Previous studies have reported that SBB is rich carbonaceous material, suitable to be converted into biogas. However, limitations due to the high acidification resulted as a handicap for the process efficiency. Alkaya et al. [17] observed the increase of VFAs in the AD of sugar beet pulp at higher OLRs and lower HRTs. However, the use of an external source of alkalinity, decreased acidification of reactors, maintaining an adequate pH. Similarly, in a study of Demirel and Scherrer [49], the individual AD of sugar SBB (sugar beet silage) in SSTR at six different HRTs ranged from 95 to 15 days, showed better performance at the HRT of 25 days, with higher biogas production. The authors reported that SBB is a poor substrate in terms of nutrients such as nitrogen, phosphorus, and buffering capacity. In their study, authors regularly used an external source of nutrients to avoid system failure. In the present research, the use of manure as a co-substrate has a similar effect on the process, contributing to adjust the nutrients and stabilizing the system by the alkalinity supply.
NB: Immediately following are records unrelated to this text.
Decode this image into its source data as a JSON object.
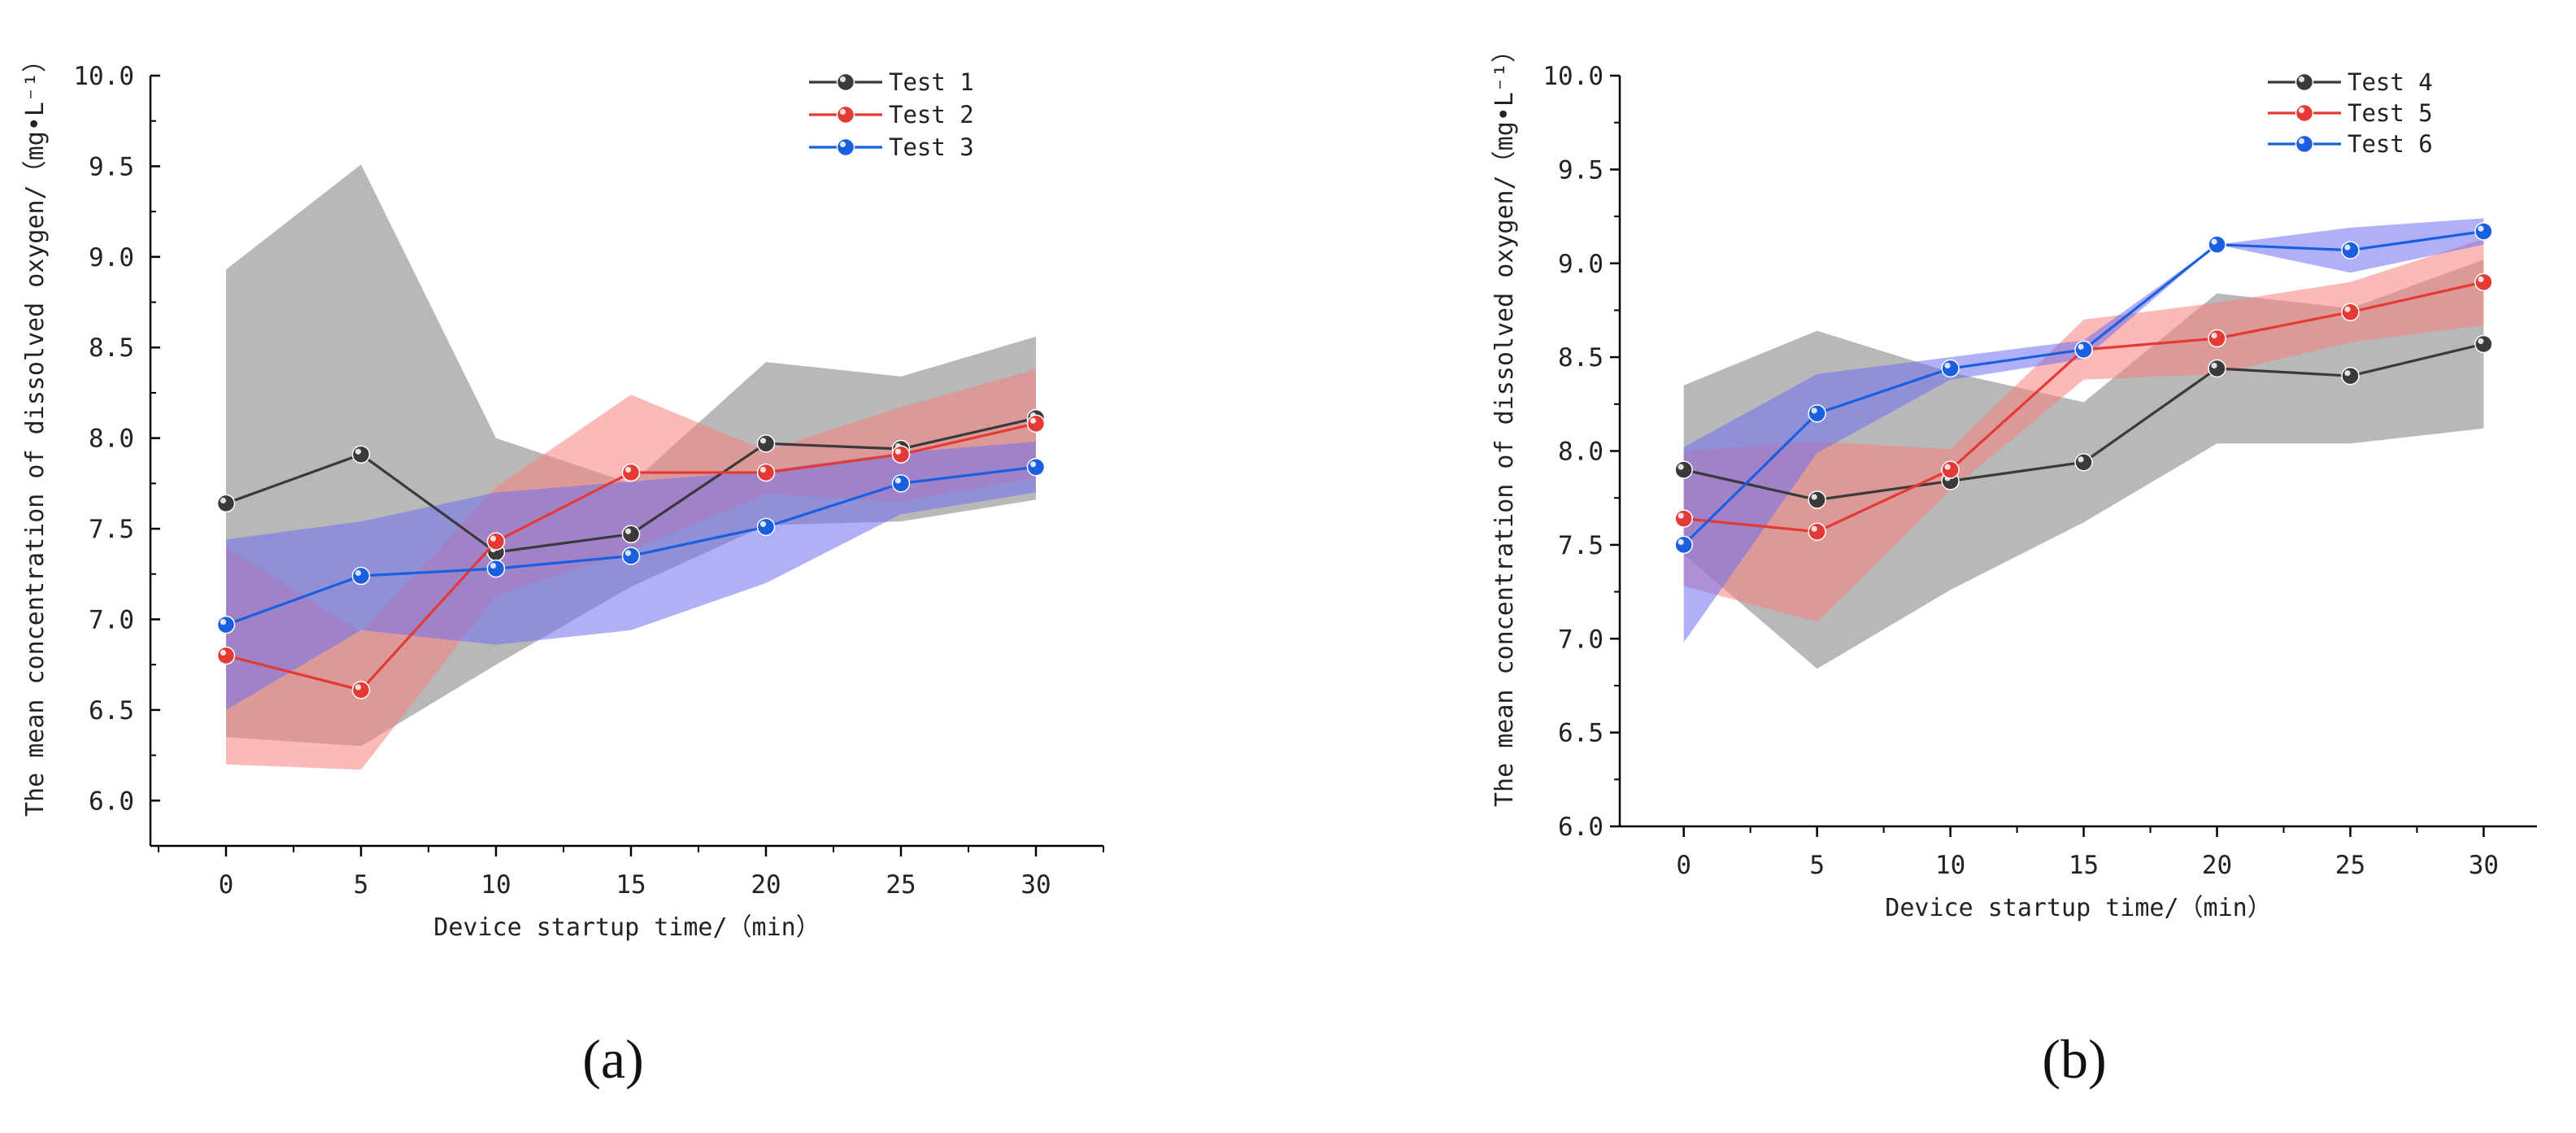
{
  "figure": {
    "panels": [
      "a",
      "b"
    ]
  },
  "chart_data": [
    {
      "type": "line",
      "panel_label": "(a)",
      "title": "",
      "xlabel": "Device startup time/（min）",
      "ylabel": "The mean concentration of dissolved oxygen/（mg•L⁻¹）",
      "x": [
        0,
        5,
        10,
        15,
        20,
        25,
        30
      ],
      "xticks": [
        "0",
        "5",
        "10",
        "15",
        "20",
        "25",
        "30"
      ],
      "yticks": [
        "6.0",
        "6.5",
        "7.0",
        "7.5",
        "8.0",
        "8.5",
        "9.0",
        "9.5",
        "10.0"
      ],
      "xlim": [
        -2.8,
        32.5
      ],
      "ylim": [
        5.75,
        10.0
      ],
      "legend_position": "top-right",
      "series": [
        {
          "name": "Test 1",
          "color": "#3a3a3a",
          "band_color": "#8c8c8c",
          "values": [
            7.64,
            7.91,
            7.37,
            7.47,
            7.97,
            7.94,
            8.11
          ],
          "upper": [
            8.93,
            9.51,
            8.0,
            7.75,
            8.42,
            8.34,
            8.56
          ],
          "lower": [
            6.35,
            6.3,
            6.75,
            7.18,
            7.52,
            7.54,
            7.66
          ]
        },
        {
          "name": "Test 2",
          "color": "#e53935",
          "band_color": "#f7807c",
          "values": [
            6.8,
            6.61,
            7.43,
            7.81,
            7.81,
            7.91,
            8.08
          ],
          "upper": [
            7.4,
            6.93,
            7.73,
            8.24,
            7.93,
            8.17,
            8.38
          ],
          "lower": [
            6.2,
            6.17,
            7.13,
            7.38,
            7.69,
            7.65,
            7.78
          ]
        },
        {
          "name": "Test 3",
          "color": "#1a5fe0",
          "band_color": "#6f6ff2",
          "values": [
            6.97,
            7.24,
            7.28,
            7.35,
            7.51,
            7.75,
            7.84
          ],
          "upper": [
            7.44,
            7.54,
            7.7,
            7.76,
            7.82,
            7.92,
            7.98
          ],
          "lower": [
            6.5,
            6.94,
            6.86,
            6.94,
            7.2,
            7.58,
            7.7
          ]
        }
      ]
    },
    {
      "type": "line",
      "panel_label": "(b)",
      "title": "",
      "xlabel": "Device startup time/（min）",
      "ylabel": "The mean concentration of dissolved oxygen/（mg•L⁻¹）",
      "x": [
        0,
        5,
        10,
        15,
        20,
        25,
        30
      ],
      "xticks": [
        "0",
        "5",
        "10",
        "15",
        "20",
        "25",
        "30"
      ],
      "yticks": [
        "6.0",
        "6.5",
        "7.0",
        "7.5",
        "8.0",
        "8.5",
        "9.0",
        "9.5",
        "10.0"
      ],
      "xlim": [
        -2.4,
        32.0
      ],
      "ylim": [
        6.0,
        10.0
      ],
      "legend_position": "top-right",
      "series": [
        {
          "name": "Test 4",
          "color": "#3a3a3a",
          "band_color": "#8c8c8c",
          "values": [
            7.9,
            7.74,
            7.84,
            7.94,
            8.44,
            8.4,
            8.57
          ],
          "upper": [
            8.35,
            8.64,
            8.42,
            8.26,
            8.84,
            8.76,
            9.02
          ],
          "lower": [
            7.45,
            6.84,
            7.26,
            7.62,
            8.04,
            8.04,
            8.12
          ]
        },
        {
          "name": "Test 5",
          "color": "#e53935",
          "band_color": "#f7807c",
          "values": [
            7.64,
            7.57,
            7.9,
            8.54,
            8.6,
            8.74,
            8.9
          ],
          "upper": [
            8.0,
            8.05,
            8.01,
            8.7,
            8.79,
            8.9,
            9.13
          ],
          "lower": [
            7.28,
            7.09,
            7.79,
            8.38,
            8.41,
            8.58,
            8.67
          ]
        },
        {
          "name": "Test 6",
          "color": "#1a5fe0",
          "band_color": "#6f6ff2",
          "values": [
            7.5,
            8.2,
            8.44,
            8.54,
            9.1,
            9.07,
            9.17
          ],
          "upper": [
            8.02,
            8.41,
            8.5,
            8.59,
            9.1,
            9.19,
            9.24
          ],
          "lower": [
            6.98,
            7.99,
            8.38,
            8.49,
            9.1,
            8.95,
            9.1
          ]
        }
      ]
    }
  ]
}
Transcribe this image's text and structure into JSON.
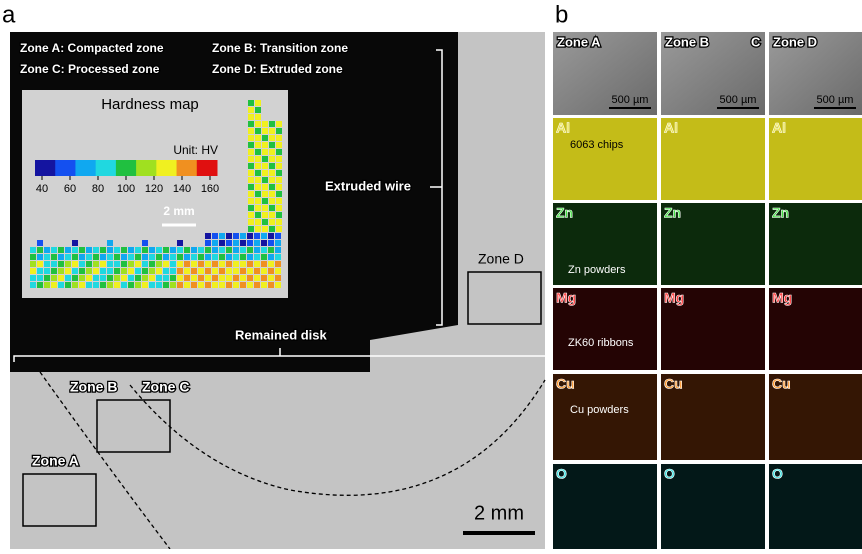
{
  "panel_a": {
    "label": "a",
    "legend": [
      "Zone A: Compacted zone",
      "Zone B: Transition zone",
      "Zone C: Processed zone",
      "Zone D: Extruded zone"
    ],
    "hardness_map": {
      "title": "Hardness map",
      "unit": "Unit: HV",
      "scale_bar": "2 mm",
      "colorbar": {
        "lim": [
          35,
          165
        ],
        "ticks": [
          40,
          60,
          80,
          100,
          120,
          140,
          160
        ],
        "colors": [
          "#1414a0",
          "#1450f0",
          "#10a8f0",
          "#20d8e0",
          "#20c040",
          "#a0e020",
          "#f0f020",
          "#f09020",
          "#e01010"
        ]
      }
    },
    "extruded_wire": "Extruded wire",
    "remained_disk": "Remained disk",
    "zone_a": "Zone A",
    "zone_b": "Zone B",
    "zone_c": "Zone C",
    "zone_d": "Zone D",
    "scale_bar": "2 mm"
  },
  "panel_b": {
    "label": "b",
    "columns": [
      {
        "title": "Zone A",
        "scale": "500 µm"
      },
      {
        "title": "Zone B",
        "extra": "C",
        "scale": "500 µm"
      },
      {
        "title": "Zone D",
        "scale": "500 µm"
      }
    ],
    "rows": [
      {
        "element": "Al",
        "color": "#e8e040",
        "background": "#c4bc18"
      },
      {
        "element": "Zn",
        "color": "#40e040",
        "background": "#0c2a0c"
      },
      {
        "element": "Mg",
        "color": "#ff3030",
        "background": "#240404"
      },
      {
        "element": "Cu",
        "color": "#ff9a30",
        "background": "#341604"
      },
      {
        "element": "O",
        "color": "#40e0e0",
        "background": "#031818"
      }
    ],
    "annotations": [
      "6063 chips",
      "Zn powders",
      "ZK60 ribbons",
      "Cu powders"
    ]
  }
}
Chen and Zhong [23] reported that despite the high VFAs concentration in co-digestion reactors of the cotton stalk with swine manure in comparison with single digestion of a cotton stalk, the anaerobic co-digestion assay showed higher stability with high biogas generation, indicating the role of swine manure on neutralizing VFAs in the medium. In the same way, Pagéz-Díaz et al. [50] studied semi-continuous anaerobic digestion of the solid cattle slaughterhouse (SB) and SB co-digestion with manure and various crops. They reported a failure of the individual digestion of SB. However, stable performance, operating with higher loading rates, was observed for co-digestion with different manure sources. The authors highlighted the established synergy effect by mixing substrates with different characteristics. In a study of Li et al. [18], it has been found that AD of PM has given the highest methane yield in comparison with dairy, chicken, and rabbit manure at the same operating conditions. These findings are in agreement with the results of the present study.

In addition to macronutrients such as carbon, nitrogen, phosphorus, and sulfur, trace elements are crucial for effective biogas production due to the microbial demand for these elements [51]. In a study of Schmidt et al. [52] using continuous mesophilic digesters of slaughterhouse wastewater, the authors reported that the addition of trace elements to the digester resulted in higher biogas production and higher degradation efficiency, by improving the process stability. Moreover, higher OLR and lower HRT could be used in comparison to digesters with deficiencies in trace elements. Similarly, Demirer and Scherer [49] highlighted that micronutrients availability plays a crucial role in the process performance and stability of the AD of agricultural substrates.

Moreover, authors have pointed out that the lack of trace elements is likely the main reason for poor process efficiency. In this sense, the supply of trace elements from the animal manure studied in this research could justify the high performance of reactors in comparison with the reactor of SBB digested individually.

4. Conclusions

➢

Non-classical parameters could give more insight into the coupling/uncoupling of the AD phases and the involved microorganisms, revealing that process failure was mainly due to methanogenesis inhibition in co-digestion with PM, while for co-digestion with CM or individual digestion of SBB, both hydrolysis–acidogenesis and methanogenesis phases were affected.

➢

Co-digestion with manure contributed to reducing the inhibitory effect of volatile fatty acids at high organic loading rates (OLRs), leading to increases in methane production by 70% and 31% in comparison with AD of SBB, for co-digestion with pig and cow manure, respectively.

➢

Biomethanation degree (BD) refers to the maximum methane potential that can be obtained from organic wastes under specific operating conditions. SBB required a long digestion-time to achieve high biodegradability. However, short digestion-times for co-digestion assays led to high BD.